15.09.2017

Bindungswirkung einer tatsächlichen Verständigung

Eine sog. tatsächliche Verständigung zwischen dem Steuerpflichtigen und dem Finanzamt entfaltet keine Bindungswirkung, wenn die Geschäftsgrundlage, die der Verständigung zugrunde lag, von vornherein gefehlt hat und die Beteiligten dies erst später merken.

Hintergrund

Mit einer tatsächlichen Verständigung kann man sich mit dem Finanzamt über einen streitigen Sachverhalt einigen, z.B. über die Größe oder den Grad der Bodenverunreinigung eines Grundstücks. Diese tatsächliche Verständigung ist dann für beide bindend. Eine tatsächliche Verständigung über Rechtsfragen, d.h. über die rechtliche Wertung des Sachverhalts, ist hingegen nicht zulässig.

Sachverhalt

Die Kläger machten im Veranlagungszeitraum 2007 einen Verlust aus einer Auflösung einer GmbH geltend. Im Klageverfahren vor dem Finanzgericht (FG) trafen die Kläger auf Vorschlag des FG eine tatsächliche Verständigung mit dem Finanzamt, dass der Auflösungsverlust bereits im Veranlagungszeitraum 2005 zu berücksichtigen sei; dabei gingen die Kläger und das Finanzamt davon aus, dass gegen den Bescheid für 2005 noch ein Einspruch anhängig sei. Als das Finanzamt den Bescheid für 2005 zu Gunsten der Kläger ändern wollte, stellte sich heraus, dass der Einspruch gegen den Bescheid für 2005 bereits vor Längerem zurückgenommen worden war und der Bescheid für 2005 nicht mehr geändert werden konnte. Die Kläger führten nun ihre Klage gegen den Bescheid für 2007 fort.

Entscheidung

Der Bundesfinanzhof (BFH) gaben der Klage in verfahrensrechtlicher Hinsicht statt und verwies die Sache zur weiteren Aufklärung an das FG zurück:

  • Zwar sind die Beteiligten grundsätzlich an eine tatsächliche Verständigung gebunden, so dass danach der Auflösungsverlust an sich im Jahr 2005 dem Grunde als entstanden gilt.
  • Diese Bindung kann aber ausnahmsweise nachträglich entfallen, wenn eine Geschäftsgrundlage, die die Beteiligten irrtümlich angenommen haben, entweder von vornherein gefehlt hat oder wenn sie nachträglich weggefallen ist und wenn einem der beiden Beteiligten ein Festhalten an der tatsächlichen Verständigung nicht mehr zuzumuten ist; dieser Beteiligte kann dann von der tatsächlichen Verständigung zurücktreten.
  • Im Streitfall sind sowohl die Kläger als auch das Finanzamt bei Abschluss der tatsächlichen Verständigung davon ausgegangen, dass der Verlust noch im Bescheid für 2005 berücksichtigt werden kann, weil gegen diesen Bescheid Einspruch eingelegt worden ist. Sie hätten die Verständigung nicht getroffen, wenn sie gewusst hätten, dass der Verlust aus verfahrensrechtlichen Gründen gar nicht mehr berücksichtigt werden kann. Daher konnten die Kläger von der tatsächlichen Verständigung zurücktreten.

Hinweise

Das FG muss nun im 2. Rechtsgang ermitteln, ob und ggf. in welcher Höhe im Jahr 2007 ein Auflösungsverlust zu berücksichtigen ist.

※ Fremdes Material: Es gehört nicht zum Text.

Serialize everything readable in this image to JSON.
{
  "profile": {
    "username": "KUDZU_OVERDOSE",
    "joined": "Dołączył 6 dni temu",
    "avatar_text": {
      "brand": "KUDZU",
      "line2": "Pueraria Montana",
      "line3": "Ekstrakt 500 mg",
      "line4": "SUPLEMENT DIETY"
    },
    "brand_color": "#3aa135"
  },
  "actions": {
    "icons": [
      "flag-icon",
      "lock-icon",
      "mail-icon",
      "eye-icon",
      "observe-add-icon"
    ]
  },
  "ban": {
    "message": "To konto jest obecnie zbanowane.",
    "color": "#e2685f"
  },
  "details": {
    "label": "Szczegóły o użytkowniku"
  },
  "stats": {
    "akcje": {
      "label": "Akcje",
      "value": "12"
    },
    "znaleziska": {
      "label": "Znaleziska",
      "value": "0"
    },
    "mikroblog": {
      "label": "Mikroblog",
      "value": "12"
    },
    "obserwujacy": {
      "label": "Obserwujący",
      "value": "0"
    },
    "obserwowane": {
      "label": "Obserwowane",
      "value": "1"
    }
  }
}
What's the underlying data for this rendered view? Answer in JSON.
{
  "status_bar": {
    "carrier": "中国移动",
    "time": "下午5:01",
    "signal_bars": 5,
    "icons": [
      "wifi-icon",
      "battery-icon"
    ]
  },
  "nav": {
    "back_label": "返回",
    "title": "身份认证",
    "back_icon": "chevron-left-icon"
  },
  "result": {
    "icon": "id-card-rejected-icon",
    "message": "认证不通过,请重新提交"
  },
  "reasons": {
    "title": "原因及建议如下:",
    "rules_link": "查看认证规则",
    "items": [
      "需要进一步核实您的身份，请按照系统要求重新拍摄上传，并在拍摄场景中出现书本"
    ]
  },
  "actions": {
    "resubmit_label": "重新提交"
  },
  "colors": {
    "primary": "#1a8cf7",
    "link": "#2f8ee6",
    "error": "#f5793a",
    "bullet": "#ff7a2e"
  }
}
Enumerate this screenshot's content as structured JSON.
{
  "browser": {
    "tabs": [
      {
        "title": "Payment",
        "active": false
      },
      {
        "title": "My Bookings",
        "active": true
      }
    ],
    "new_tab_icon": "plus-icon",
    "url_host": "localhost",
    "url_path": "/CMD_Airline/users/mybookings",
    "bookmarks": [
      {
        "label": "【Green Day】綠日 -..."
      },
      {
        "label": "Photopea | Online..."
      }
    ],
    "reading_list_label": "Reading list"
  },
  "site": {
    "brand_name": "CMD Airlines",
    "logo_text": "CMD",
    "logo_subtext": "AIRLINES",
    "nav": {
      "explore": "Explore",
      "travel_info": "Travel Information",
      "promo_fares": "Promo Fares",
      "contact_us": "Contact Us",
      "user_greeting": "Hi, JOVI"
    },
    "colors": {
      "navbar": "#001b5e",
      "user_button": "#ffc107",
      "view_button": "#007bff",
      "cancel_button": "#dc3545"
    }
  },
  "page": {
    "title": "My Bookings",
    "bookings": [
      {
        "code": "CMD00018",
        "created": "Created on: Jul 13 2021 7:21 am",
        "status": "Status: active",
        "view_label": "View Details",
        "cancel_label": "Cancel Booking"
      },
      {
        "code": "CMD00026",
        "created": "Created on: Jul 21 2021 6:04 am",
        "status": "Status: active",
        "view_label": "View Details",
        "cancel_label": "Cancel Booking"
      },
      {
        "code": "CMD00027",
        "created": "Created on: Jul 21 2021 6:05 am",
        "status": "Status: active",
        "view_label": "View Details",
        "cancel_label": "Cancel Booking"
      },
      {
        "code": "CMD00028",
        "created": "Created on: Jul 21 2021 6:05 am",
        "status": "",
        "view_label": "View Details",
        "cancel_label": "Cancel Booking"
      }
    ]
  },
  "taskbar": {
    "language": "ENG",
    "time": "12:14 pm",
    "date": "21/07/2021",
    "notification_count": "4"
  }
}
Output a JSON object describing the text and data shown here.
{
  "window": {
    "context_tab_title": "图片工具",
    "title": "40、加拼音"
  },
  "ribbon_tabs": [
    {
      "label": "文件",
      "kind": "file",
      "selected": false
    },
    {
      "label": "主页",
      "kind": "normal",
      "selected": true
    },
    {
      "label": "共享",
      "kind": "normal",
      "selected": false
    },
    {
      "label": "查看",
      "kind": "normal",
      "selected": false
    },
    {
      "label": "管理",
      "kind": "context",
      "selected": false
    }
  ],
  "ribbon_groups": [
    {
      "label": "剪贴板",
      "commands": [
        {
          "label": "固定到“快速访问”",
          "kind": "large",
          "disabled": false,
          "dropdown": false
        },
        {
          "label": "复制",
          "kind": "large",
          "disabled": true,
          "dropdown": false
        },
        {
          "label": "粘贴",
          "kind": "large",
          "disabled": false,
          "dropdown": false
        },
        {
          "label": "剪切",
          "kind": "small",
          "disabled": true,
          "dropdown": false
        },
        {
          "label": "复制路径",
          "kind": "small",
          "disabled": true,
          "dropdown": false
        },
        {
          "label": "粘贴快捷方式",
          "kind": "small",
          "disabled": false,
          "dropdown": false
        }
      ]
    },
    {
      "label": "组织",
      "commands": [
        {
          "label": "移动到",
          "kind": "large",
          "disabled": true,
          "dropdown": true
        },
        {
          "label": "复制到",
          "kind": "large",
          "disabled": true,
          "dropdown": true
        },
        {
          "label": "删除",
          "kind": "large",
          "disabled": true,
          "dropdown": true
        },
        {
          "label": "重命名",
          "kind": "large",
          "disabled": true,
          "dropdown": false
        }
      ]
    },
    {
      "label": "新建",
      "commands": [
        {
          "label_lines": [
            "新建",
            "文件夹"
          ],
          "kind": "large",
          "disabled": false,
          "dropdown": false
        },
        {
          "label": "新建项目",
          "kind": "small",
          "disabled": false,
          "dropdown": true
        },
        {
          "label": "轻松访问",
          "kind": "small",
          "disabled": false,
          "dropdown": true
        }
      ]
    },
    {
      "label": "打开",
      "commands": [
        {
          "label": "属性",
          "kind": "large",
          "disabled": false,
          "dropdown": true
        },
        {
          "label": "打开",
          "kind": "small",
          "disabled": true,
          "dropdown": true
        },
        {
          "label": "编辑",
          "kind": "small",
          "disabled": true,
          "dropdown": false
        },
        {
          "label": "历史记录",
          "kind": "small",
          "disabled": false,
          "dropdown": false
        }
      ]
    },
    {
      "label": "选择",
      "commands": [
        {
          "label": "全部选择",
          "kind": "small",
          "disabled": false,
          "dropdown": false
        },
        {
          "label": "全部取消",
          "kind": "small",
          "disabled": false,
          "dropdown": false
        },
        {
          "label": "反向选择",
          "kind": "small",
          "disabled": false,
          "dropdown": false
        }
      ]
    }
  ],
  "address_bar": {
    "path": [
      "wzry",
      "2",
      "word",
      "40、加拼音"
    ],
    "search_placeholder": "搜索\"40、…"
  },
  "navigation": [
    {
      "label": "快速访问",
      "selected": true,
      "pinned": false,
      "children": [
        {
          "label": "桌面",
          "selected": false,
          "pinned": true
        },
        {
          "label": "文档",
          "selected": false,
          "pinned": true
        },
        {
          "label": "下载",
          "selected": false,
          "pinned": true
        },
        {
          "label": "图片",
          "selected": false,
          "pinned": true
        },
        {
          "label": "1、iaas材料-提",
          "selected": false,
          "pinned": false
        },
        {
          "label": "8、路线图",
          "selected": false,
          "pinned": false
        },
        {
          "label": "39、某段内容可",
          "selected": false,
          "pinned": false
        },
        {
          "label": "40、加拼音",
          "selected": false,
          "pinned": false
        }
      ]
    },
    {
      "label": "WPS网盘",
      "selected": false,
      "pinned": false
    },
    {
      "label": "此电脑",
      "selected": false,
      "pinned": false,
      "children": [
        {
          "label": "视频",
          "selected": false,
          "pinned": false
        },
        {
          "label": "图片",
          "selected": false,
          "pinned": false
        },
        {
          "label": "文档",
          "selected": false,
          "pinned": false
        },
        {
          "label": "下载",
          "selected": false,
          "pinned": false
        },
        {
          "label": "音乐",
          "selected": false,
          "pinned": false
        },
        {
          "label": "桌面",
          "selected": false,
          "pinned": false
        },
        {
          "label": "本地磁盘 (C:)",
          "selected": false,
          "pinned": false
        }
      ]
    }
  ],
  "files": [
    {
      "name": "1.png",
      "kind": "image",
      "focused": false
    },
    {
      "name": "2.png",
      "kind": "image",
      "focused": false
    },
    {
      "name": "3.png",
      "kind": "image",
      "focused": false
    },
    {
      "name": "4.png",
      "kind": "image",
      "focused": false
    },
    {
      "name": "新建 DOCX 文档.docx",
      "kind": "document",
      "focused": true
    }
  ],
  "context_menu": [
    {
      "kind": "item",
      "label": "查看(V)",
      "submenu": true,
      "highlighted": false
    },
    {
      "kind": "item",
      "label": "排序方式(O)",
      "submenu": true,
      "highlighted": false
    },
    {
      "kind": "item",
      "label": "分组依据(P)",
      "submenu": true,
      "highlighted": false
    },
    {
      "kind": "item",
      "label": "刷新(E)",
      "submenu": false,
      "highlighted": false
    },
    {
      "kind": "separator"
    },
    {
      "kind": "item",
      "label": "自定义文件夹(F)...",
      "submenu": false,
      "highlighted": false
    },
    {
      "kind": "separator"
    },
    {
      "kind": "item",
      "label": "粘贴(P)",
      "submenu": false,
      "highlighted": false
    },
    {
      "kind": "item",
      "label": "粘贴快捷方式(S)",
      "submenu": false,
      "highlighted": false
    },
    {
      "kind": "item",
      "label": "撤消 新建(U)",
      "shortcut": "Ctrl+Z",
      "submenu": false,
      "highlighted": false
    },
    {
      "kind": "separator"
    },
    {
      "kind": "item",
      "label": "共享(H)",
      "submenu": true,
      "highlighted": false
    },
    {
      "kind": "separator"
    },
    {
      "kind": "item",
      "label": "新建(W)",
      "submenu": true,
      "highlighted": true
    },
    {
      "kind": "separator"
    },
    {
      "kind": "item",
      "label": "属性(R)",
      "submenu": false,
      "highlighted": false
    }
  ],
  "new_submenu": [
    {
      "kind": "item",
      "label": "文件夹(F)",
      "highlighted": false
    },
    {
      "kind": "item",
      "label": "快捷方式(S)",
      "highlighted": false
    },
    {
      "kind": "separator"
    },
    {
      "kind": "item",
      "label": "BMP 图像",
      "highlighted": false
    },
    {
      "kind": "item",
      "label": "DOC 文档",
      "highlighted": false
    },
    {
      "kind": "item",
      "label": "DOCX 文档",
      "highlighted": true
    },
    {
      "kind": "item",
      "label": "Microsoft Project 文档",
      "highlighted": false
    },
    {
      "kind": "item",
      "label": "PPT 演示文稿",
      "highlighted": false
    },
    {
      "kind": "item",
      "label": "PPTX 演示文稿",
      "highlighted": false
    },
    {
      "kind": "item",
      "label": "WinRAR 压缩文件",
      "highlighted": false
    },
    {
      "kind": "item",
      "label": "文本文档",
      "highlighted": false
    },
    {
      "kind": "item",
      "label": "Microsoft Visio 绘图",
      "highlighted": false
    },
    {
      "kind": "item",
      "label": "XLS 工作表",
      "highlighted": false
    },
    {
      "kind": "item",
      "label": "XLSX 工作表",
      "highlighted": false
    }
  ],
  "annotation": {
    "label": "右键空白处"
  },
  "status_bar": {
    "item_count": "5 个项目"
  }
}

Unbeachtlich war, dass die Kläger hätten erkennen können, dass der Einspruch gegen den Bescheid für 2005 bereits zurückgenommen worden war. Denn auch das Finanzamt hätte dies erkennen können. Im Ergebnis kommt es also nicht darauf an, ob die Fehlvorstellung der Kläger unverschuldet war. Dennoch sollte in der Praxis eine tatsächliche Verständigung, die Auswirkungen auf andere Zeiträume hat, nur nach gründlicher Prüfung der verfahrensrechtlichen Umsetzbarkeit und der steuerlichen Folgen getroffen werden.

Hinweis: Dieser Artikel ist vom 15.09.2017. Bitte achten Sie darauf, dass Informationen zu der genannten Thematik bereits überholt sein könnten.